The National Association of Realtors continues to blame depleted inventories (24 percent below year-ago levels) for the slower sales pace and home builders apparently agree. New home starts increased by nearly 7 percent in June compared with May, putting them nearly 25 percent ahead of the 2011 pace; new construction permits for May, meanwhile, reached their highest level since 2008. And builder confidence, measured by an industry index, increased by nearly 6 points in June, the largest one-month jump in nearly 10 years.
Home Prices Stabilizing
Home prices, hardly a source of good news in recent memory, have also shown signs of stabilizing. The Case-Shiller home price index posted its fourth consecutive monthly increase in May after seven consecutive monthly declines. The index is still down 2.2 percent year-over-year, but that gap is narrower than it was at the end of last year, providing “another clear indication that the housing market is in the midst of a growing comeback,” Joel Naroff, president and chief economist at Naroff Economic Advisors, wrote in a recent note to investors.

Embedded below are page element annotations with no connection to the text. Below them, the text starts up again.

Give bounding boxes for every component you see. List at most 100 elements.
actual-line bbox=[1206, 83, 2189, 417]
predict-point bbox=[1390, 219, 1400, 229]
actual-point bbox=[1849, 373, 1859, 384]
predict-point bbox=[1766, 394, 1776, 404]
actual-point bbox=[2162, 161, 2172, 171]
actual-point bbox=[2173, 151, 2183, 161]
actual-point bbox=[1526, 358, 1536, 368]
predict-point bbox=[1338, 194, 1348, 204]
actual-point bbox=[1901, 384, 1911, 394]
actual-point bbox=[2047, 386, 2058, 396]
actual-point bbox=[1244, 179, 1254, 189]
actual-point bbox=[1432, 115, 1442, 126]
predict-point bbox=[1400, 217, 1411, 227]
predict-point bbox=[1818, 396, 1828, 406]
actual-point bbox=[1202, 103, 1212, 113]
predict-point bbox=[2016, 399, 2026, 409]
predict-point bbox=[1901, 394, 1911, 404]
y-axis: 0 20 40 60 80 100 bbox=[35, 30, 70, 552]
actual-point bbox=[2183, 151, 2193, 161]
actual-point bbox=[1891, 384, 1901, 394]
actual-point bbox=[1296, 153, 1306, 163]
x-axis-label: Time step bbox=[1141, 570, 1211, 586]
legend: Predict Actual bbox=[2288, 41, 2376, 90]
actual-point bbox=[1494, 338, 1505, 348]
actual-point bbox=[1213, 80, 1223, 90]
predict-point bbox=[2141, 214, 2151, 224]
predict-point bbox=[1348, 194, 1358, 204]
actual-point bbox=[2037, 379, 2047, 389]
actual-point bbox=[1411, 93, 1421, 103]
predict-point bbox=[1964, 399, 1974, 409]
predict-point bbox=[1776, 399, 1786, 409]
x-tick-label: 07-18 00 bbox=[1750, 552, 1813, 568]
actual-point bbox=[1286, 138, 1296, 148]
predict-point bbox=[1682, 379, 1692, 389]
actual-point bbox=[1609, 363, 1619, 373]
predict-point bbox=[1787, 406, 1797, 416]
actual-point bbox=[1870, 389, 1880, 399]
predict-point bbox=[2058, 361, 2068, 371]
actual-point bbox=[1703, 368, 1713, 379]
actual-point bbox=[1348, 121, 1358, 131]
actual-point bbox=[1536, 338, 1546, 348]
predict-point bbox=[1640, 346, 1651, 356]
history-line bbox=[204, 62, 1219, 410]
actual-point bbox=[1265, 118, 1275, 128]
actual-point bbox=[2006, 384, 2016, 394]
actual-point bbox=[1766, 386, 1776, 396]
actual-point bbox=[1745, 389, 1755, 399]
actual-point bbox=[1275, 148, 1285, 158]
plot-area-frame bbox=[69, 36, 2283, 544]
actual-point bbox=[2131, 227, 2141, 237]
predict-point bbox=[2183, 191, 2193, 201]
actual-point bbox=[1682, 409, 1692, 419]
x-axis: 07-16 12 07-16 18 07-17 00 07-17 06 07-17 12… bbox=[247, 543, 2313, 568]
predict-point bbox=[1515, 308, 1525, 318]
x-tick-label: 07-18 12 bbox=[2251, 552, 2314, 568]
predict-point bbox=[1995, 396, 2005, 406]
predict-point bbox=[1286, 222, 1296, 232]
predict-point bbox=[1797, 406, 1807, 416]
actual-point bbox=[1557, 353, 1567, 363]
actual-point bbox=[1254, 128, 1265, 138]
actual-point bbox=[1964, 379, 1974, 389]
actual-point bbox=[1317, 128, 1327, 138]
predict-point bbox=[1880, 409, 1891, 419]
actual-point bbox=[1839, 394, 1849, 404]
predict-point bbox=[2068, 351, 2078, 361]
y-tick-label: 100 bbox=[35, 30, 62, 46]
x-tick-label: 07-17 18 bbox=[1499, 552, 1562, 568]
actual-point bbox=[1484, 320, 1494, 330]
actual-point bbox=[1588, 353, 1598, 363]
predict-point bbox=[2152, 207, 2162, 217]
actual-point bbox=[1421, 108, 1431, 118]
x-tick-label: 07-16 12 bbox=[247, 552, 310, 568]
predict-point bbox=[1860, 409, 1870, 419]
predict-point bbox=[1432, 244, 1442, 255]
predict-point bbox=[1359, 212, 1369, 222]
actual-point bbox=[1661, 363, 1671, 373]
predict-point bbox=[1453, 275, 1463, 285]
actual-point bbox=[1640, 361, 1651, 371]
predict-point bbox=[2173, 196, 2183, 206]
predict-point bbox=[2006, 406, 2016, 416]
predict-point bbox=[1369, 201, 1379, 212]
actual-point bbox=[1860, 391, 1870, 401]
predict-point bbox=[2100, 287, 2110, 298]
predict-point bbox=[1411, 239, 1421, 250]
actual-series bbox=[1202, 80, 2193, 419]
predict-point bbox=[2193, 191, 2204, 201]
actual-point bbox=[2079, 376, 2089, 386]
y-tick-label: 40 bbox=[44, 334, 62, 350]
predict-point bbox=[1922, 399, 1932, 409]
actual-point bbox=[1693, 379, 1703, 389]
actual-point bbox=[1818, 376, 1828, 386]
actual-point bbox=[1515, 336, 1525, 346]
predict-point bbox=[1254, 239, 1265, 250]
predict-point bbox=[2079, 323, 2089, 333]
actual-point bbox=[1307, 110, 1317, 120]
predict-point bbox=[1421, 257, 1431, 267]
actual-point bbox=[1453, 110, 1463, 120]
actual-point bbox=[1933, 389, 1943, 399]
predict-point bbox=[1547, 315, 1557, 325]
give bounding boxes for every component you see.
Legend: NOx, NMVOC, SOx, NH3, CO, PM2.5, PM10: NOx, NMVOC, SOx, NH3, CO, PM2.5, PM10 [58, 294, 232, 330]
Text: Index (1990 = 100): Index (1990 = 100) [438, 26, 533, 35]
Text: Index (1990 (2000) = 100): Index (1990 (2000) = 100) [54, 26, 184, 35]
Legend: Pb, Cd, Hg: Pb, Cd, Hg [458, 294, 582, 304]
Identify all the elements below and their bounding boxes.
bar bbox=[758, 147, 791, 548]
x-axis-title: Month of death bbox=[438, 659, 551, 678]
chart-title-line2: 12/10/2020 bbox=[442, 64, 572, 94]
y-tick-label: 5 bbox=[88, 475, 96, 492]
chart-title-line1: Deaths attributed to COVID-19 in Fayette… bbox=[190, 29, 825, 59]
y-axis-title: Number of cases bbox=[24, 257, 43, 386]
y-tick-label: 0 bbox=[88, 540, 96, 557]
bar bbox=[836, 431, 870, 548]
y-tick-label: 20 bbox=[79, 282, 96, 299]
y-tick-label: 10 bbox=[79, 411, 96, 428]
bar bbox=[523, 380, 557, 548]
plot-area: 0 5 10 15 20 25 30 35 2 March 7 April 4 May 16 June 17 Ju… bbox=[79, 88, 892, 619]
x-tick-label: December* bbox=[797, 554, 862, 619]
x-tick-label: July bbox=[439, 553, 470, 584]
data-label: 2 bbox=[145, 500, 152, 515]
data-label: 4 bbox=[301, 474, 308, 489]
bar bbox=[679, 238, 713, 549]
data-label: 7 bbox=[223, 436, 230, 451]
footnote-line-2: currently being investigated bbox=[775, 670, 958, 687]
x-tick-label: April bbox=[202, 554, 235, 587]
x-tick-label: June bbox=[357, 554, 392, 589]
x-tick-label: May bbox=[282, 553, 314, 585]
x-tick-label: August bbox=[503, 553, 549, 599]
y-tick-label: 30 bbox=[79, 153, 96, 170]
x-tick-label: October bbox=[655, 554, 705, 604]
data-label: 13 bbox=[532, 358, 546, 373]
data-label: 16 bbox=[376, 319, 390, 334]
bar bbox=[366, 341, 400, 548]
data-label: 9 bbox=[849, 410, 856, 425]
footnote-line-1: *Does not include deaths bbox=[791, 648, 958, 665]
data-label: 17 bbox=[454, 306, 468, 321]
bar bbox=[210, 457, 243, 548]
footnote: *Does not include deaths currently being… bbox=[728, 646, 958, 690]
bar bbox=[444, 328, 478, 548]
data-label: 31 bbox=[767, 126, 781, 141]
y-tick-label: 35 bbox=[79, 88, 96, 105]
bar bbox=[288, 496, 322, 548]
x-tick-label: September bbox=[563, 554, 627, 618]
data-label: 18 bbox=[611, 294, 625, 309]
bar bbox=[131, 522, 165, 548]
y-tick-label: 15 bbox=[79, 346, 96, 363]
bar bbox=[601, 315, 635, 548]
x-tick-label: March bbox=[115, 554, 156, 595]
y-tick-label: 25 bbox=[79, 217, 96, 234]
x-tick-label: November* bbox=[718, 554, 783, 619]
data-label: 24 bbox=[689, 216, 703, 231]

Joseph LaVorgna, a housing analyst at Deutsche Bank, agrees. “This [overall] resumption is residential activity cannot be understated as the long awaited housing recovery should help buoy consumer confidence and provide a mild lift to second half economic output after what was likely a disappointing first half of the year,” he told HousingWire recently, adding, “We expect housing to remain a bright spot in what is otherwise likely to be a disappointing quarter for [economic] growth.”